Mary Ricksen said...

Mona, You'e the tiniest one in the room, and the prettiest amongst all the officials!!
I envy you the experience!

Mona Risk said...

Mary, no need for a sweater. Make yourself a cup of shaye, relax in your favorite chair and enjoy Rx in Russian. You'll visit Belarus.

Mona Risk said...

Margaret, definitely go to Russia in June or July. Why should you suffer if you don't have to?

Mona Risk said...

Mary, I was definitely the shortest, even when the chapka gave me a few extra inches in height!

Nightingale said...

Great photos and most interesting post. What wonderful places you go, Mona. I know Prescription in Russian will be a best seller!

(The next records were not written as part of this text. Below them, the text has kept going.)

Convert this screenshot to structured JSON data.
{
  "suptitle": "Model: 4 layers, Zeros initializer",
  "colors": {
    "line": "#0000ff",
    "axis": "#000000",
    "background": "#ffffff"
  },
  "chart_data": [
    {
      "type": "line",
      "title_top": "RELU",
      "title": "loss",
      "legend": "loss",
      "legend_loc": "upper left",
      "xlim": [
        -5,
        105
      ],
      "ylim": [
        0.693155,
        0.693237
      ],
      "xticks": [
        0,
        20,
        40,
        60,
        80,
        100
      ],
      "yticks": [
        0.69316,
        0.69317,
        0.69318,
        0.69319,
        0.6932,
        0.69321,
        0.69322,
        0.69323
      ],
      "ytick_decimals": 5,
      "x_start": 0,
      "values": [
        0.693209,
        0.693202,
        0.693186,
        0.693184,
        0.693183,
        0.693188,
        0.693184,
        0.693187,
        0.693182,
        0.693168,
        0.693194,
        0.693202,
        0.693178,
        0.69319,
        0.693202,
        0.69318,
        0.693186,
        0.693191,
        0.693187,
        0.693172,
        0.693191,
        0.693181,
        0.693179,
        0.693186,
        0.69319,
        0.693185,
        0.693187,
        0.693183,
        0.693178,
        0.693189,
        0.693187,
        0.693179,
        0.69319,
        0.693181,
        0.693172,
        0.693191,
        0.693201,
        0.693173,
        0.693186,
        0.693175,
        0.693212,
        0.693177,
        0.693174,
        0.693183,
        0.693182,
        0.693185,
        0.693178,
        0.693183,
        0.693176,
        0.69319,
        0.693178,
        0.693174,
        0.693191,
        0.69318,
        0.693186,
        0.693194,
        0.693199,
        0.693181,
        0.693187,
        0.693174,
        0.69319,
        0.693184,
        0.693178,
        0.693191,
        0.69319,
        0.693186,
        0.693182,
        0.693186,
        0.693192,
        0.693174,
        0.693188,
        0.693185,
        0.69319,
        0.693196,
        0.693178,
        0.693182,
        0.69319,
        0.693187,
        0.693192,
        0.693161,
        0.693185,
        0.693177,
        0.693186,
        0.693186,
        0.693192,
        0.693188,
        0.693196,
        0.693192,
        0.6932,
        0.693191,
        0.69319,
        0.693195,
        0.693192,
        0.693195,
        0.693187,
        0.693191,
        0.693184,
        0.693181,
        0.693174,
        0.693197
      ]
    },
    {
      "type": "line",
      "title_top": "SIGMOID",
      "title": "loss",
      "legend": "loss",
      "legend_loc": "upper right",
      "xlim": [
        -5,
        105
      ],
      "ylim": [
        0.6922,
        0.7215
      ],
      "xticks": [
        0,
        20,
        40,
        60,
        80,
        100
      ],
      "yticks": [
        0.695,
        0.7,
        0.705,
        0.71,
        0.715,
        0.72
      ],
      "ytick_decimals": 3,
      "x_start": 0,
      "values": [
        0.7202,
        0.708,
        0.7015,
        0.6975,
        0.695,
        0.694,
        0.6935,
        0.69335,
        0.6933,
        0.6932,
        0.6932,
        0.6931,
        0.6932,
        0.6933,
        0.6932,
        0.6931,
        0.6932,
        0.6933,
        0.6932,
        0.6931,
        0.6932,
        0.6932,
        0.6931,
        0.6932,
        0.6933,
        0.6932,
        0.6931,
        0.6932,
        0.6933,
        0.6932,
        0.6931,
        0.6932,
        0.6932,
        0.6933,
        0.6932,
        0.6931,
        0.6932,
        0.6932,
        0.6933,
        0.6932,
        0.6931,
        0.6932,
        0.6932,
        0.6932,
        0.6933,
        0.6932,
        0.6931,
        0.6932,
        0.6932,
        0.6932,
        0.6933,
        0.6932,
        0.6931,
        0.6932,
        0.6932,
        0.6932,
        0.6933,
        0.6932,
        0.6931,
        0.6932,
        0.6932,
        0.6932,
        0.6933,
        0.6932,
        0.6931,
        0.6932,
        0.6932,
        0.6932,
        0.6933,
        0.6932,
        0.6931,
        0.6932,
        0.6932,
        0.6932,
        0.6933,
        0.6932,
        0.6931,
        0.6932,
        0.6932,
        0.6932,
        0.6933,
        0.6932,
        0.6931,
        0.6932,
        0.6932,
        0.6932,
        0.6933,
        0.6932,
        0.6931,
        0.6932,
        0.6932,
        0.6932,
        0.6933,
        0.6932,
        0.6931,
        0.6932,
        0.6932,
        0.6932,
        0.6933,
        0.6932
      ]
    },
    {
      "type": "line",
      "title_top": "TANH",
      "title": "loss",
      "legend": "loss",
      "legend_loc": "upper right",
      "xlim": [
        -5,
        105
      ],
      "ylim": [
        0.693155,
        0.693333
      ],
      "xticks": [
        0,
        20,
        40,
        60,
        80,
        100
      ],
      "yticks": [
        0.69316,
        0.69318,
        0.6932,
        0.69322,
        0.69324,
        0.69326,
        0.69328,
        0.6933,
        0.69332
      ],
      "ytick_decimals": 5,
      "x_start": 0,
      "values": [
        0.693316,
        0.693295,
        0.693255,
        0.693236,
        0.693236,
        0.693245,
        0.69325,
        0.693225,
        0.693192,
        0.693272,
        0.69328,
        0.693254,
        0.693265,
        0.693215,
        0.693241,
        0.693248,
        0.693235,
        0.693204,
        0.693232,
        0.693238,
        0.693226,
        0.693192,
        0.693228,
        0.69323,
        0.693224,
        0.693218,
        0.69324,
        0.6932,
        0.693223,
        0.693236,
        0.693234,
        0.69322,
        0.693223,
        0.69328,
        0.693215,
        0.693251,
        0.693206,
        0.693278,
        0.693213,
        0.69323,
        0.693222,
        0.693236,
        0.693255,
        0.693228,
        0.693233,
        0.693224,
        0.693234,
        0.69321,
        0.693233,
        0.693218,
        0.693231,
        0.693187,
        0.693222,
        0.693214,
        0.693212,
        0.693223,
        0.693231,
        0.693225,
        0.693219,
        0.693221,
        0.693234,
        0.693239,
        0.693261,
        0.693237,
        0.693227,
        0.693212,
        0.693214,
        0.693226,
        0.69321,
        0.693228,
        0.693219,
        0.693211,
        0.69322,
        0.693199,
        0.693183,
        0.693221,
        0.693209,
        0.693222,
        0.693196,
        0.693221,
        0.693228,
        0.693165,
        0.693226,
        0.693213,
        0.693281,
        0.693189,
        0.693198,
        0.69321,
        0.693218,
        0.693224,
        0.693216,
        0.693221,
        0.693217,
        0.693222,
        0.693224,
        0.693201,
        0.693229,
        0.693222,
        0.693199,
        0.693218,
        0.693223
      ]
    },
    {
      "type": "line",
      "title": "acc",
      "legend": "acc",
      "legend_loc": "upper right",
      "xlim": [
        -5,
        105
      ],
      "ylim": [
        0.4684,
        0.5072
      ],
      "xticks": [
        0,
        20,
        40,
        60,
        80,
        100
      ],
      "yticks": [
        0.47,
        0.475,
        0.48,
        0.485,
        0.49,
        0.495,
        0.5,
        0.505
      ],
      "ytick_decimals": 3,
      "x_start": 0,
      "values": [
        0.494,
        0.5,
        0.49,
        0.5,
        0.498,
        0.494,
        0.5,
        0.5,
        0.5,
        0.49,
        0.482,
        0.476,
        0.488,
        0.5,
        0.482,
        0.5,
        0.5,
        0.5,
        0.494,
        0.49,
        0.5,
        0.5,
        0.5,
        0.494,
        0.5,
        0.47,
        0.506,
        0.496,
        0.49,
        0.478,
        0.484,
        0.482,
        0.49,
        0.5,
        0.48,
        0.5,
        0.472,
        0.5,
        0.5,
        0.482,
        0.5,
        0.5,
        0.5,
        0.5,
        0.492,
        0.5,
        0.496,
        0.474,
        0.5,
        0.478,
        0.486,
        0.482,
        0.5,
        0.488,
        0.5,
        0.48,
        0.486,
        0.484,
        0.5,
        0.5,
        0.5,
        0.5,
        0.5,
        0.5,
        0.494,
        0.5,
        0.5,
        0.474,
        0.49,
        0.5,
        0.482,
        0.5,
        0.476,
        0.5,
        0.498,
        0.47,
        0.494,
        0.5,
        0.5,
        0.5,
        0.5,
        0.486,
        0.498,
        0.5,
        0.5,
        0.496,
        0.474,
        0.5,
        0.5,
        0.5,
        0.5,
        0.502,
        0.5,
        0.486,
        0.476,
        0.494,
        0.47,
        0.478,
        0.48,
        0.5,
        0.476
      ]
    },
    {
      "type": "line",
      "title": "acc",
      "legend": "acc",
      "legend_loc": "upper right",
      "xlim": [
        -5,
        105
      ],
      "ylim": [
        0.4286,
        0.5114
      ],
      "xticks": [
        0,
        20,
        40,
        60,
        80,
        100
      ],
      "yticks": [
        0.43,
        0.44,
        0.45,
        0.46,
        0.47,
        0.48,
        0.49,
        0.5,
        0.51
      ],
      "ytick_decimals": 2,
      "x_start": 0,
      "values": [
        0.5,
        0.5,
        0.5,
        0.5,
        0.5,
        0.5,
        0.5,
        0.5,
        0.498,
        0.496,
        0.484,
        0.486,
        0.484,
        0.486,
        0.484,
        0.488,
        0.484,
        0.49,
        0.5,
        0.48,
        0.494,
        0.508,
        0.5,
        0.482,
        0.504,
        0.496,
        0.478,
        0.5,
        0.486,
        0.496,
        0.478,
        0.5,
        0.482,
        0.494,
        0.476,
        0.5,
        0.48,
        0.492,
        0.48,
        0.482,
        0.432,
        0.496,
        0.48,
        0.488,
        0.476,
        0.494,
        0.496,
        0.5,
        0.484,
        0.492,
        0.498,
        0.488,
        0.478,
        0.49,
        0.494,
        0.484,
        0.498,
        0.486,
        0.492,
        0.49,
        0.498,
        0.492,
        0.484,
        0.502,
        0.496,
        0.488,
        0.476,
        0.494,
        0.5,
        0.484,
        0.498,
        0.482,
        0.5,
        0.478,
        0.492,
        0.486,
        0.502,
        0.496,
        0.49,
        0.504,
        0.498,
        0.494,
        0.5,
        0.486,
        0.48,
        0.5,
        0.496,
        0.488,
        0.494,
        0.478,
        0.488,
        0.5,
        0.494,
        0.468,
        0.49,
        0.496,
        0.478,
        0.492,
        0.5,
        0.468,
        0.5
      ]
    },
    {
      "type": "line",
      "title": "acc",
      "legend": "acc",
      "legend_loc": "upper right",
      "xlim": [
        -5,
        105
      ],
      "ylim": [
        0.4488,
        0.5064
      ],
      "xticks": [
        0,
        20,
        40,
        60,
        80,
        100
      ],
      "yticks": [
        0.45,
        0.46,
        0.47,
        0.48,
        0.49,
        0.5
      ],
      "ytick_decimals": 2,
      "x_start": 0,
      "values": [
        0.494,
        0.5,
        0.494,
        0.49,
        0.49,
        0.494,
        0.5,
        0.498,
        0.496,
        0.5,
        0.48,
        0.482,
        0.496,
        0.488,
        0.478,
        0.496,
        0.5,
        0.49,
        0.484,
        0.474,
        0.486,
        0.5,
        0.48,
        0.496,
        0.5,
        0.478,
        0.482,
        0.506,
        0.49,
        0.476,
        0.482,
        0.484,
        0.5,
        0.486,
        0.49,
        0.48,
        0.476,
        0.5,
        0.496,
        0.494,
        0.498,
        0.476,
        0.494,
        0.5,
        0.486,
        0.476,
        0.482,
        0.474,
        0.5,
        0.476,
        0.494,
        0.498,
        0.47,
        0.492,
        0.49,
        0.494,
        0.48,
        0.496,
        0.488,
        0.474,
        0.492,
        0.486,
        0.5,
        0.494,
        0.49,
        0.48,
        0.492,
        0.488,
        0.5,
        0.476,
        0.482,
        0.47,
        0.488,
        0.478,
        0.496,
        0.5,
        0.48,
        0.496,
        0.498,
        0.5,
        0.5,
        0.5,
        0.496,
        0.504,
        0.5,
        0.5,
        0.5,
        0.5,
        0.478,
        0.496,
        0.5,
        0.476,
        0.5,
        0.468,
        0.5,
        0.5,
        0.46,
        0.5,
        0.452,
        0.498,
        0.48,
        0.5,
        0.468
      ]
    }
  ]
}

Paisley Kirkpatrick said...

Best of luck, Mona. Your photos and story never cease to amaze me. What an exciting life you've lived and how wonderful you are able to share some of these experiences with your readers. :)

Mona Risk said...

Linda, thank you so much for your confidence in me. Rx In Russian is a one of my favorite books. I do hope it sells well.

Mona Risk said...

Hi Paisley, I enjoy taking my readers in unusual trips to exotic places. Come along.

Lilly Gayle said...

Mona,
Finally got around to checking out your post.So glad I did! What great pictures and an interesting peak at Russian life. Your book sounds great. I'm adding it to my TBR list. If you don't mind say, what kind of work did/do you do that allowed you to travel to such exotic locations? sounds fun!